As actor James Urbaniak wrote when he shared the video on Twitter yesterday, “Quaint and enabling responses from a different time.”
“I apologize. I’m not that connected to that world,” Stewart added, turning more serious. “I don’t know what you’re talking about but—I can’t really answer. I don’t know what to say.”
“All I can tell you is I’ve worked with Louis for 30 years and he’s a wonderful man and person and I’ve never heard anything about this,” Stewart said before Axelrod ended the show. “We’ve all known Bill Cosby was a prick for a long time, so I don’t know what to tell you. But I didn’t know about the sexual assault, but you’re right, it’s important.”

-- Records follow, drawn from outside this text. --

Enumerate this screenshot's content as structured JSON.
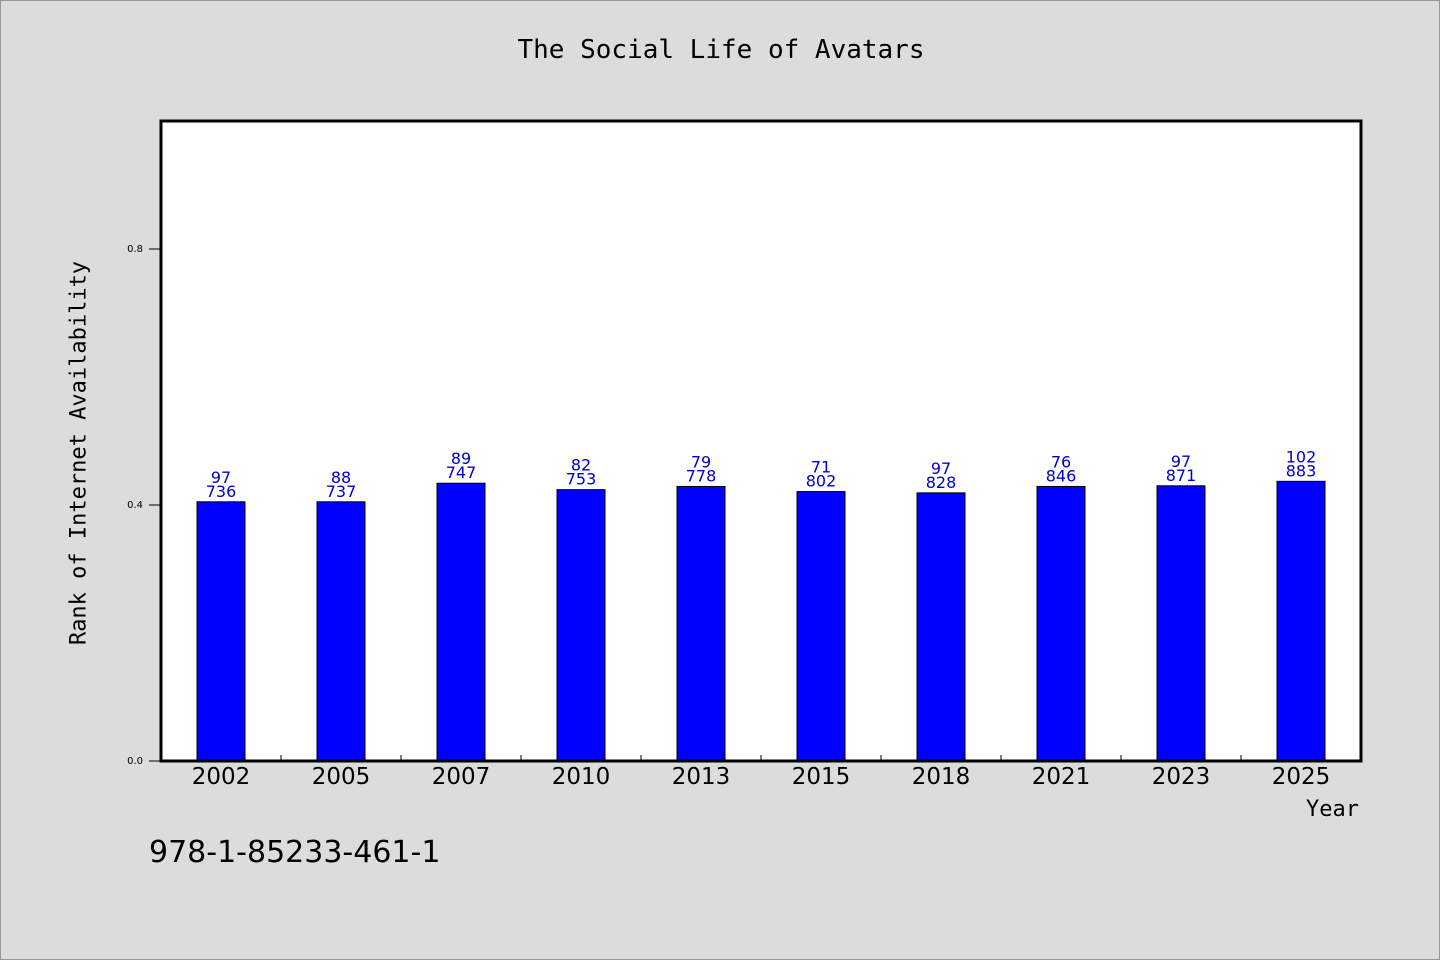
{
  "chart_data": {
    "type": "bar",
    "title": "The Social Life of Avatars",
    "xlabel": "Year",
    "ylabel": "Rank of Internet Availability",
    "categories": [
      "2002",
      "2005",
      "2007",
      "2010",
      "2013",
      "2015",
      "2018",
      "2021",
      "2023",
      "2025"
    ],
    "values": [
      0.405,
      0.405,
      0.434,
      0.424,
      0.429,
      0.421,
      0.419,
      0.429,
      0.43,
      0.437
    ],
    "data_labels_top": [
      "97",
      "88",
      "89",
      "82",
      "79",
      "71",
      "97",
      "76",
      "97",
      "102"
    ],
    "data_labels_bottom": [
      "736",
      "737",
      "747",
      "753",
      "778",
      "802",
      "828",
      "846",
      "871",
      "883"
    ],
    "ylim": [
      0,
      1
    ],
    "yticks": [
      0.0,
      0.4,
      0.8
    ],
    "ytick_labels": [
      "0.0",
      "0.4",
      "0.8"
    ],
    "grid": false,
    "bar_color": "#0000ff",
    "label_color": "#0000cc",
    "background_color": "#dcdcdc",
    "plot_background": "#ffffff"
  },
  "footer": {
    "code": "978-1-85233-461-1"
  }
}
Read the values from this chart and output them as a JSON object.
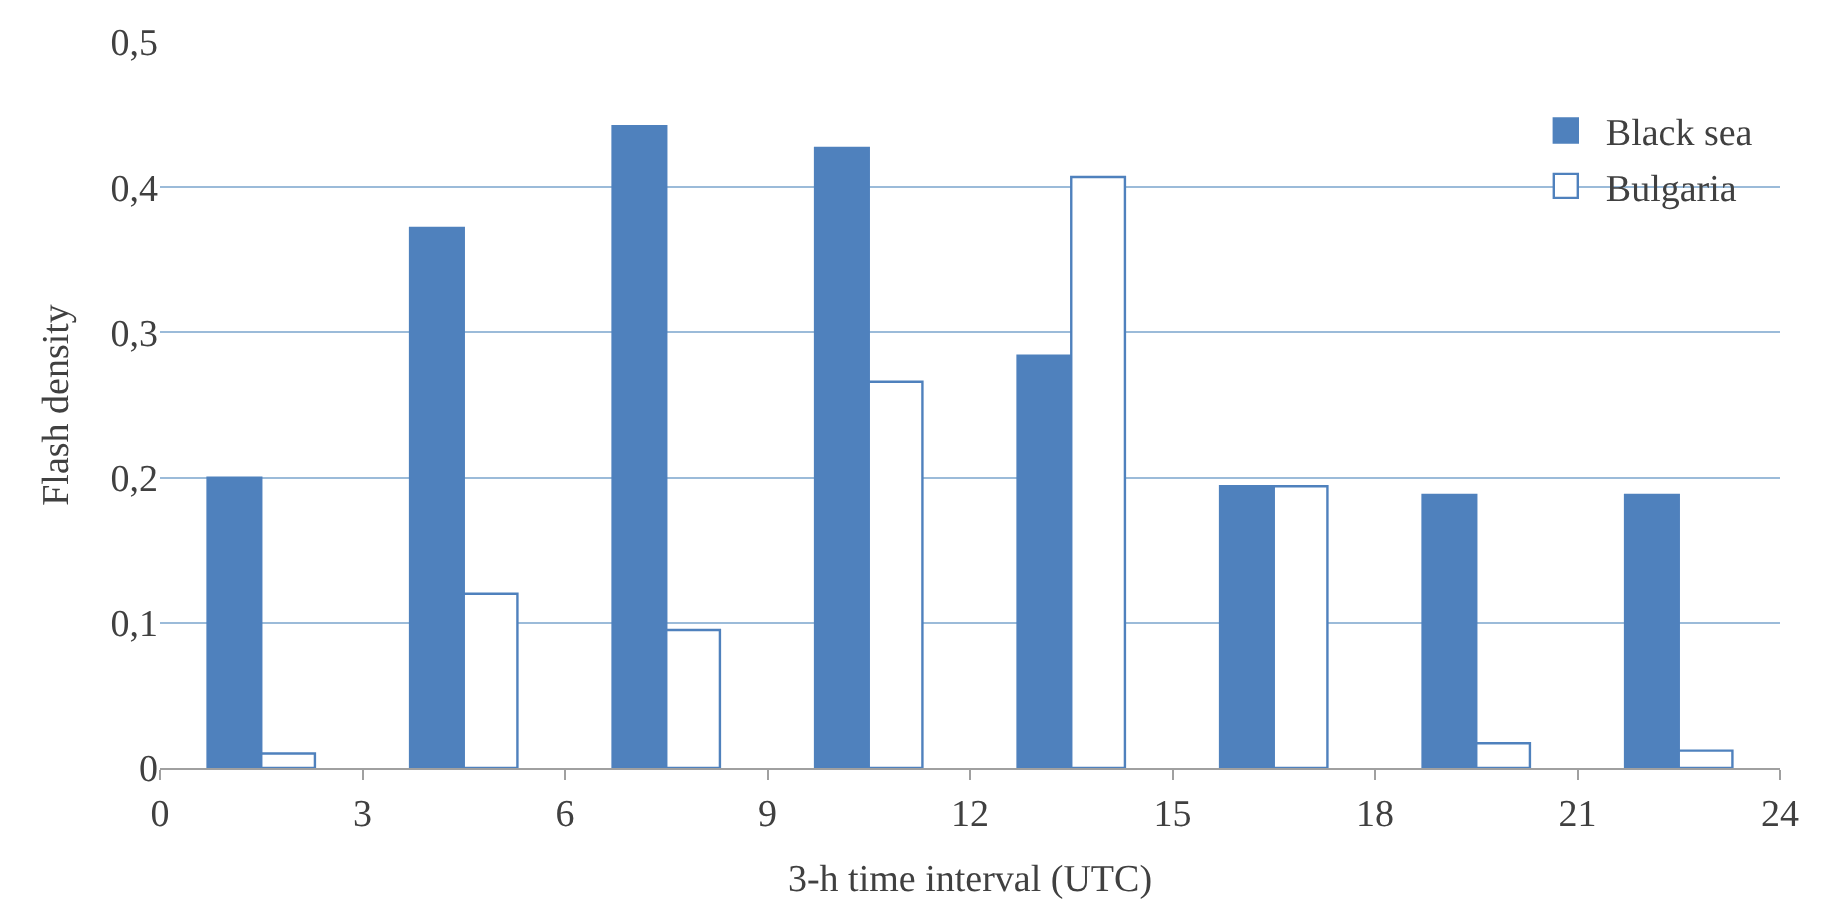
{
  "chart_data": {
    "type": "bar",
    "xlabel": "3-h time interval (UTC)",
    "ylabel": "Flash density",
    "x": [
      1.5,
      4.5,
      7.5,
      10.5,
      13.5,
      16.5,
      19.5,
      22.5
    ],
    "series": [
      {
        "name": "Black sea",
        "color": "#4f81bd",
        "values": [
          0.2,
          0.372,
          0.442,
          0.427,
          0.284,
          0.194,
          0.188,
          0.188
        ]
      },
      {
        "name": "Bulgaria",
        "color": "#ffffff",
        "values": [
          0.01,
          0.12,
          0.095,
          0.266,
          0.407,
          0.194,
          0.017,
          0.012
        ]
      }
    ],
    "xlim": [
      0,
      24
    ],
    "xticks": [
      0,
      3,
      6,
      9,
      12,
      15,
      18,
      21,
      24
    ],
    "ylim": [
      0,
      0.5
    ],
    "yticks": [
      {
        "value": 0,
        "label": "0"
      },
      {
        "value": 0.1,
        "label": "0,1"
      },
      {
        "value": 0.2,
        "label": "0,2"
      },
      {
        "value": 0.3,
        "label": "0,3"
      },
      {
        "value": 0.4,
        "label": "0,4"
      },
      {
        "value": 0.5,
        "label": "0,5"
      }
    ],
    "grid": "y",
    "legend": "top right"
  }
}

We have reached out to a representative for Stewart about his comments and have not received a response.
Louis C.K. has a lot of friends in the comedy world, as The Daily Beast’s Marlow Stern reported this week, Jon Stewart among them. Stephen Colbert got his big break working for C.K. on The Dana Carvey Show more than 20 years ago. He was supposed to be on The Late Show last night, but canceled at the last minute when he found out that the New York Times story was about the drop. On his show, Colbert addressed the issue, made a quick joke about it and then moved on.
Other hosts, like Conan O’Brien, who hired C.K. to write for his original Late Night show on NBC, decided not to mention it at all. This weekend, the writers at Saturday Night Live will have to decide how they handle the allegations. C.K. has hosted that show four times in the past five years, often leaving some controversy in his wake, including a bit in 2015 about pedophiles that rubbed a lot of people the wrong way, so to speak. Will they be willing to call out a man who has practically become part of their family?
Next Saturday, C.K. was scheduled to appear alongside Stewart at the live Night of Too Many Stars benefit, founded by one of his oldest friends in the comedy world, Robert Smigel. HBO has since announced that he will no longer be participating.
Will Stewart be able to avoid addressing the elephant conspicuously absent from the room on that stage? If he does, he would be wise to say he was wrong to laugh off the question about what turned out to be very real allegations about his friend.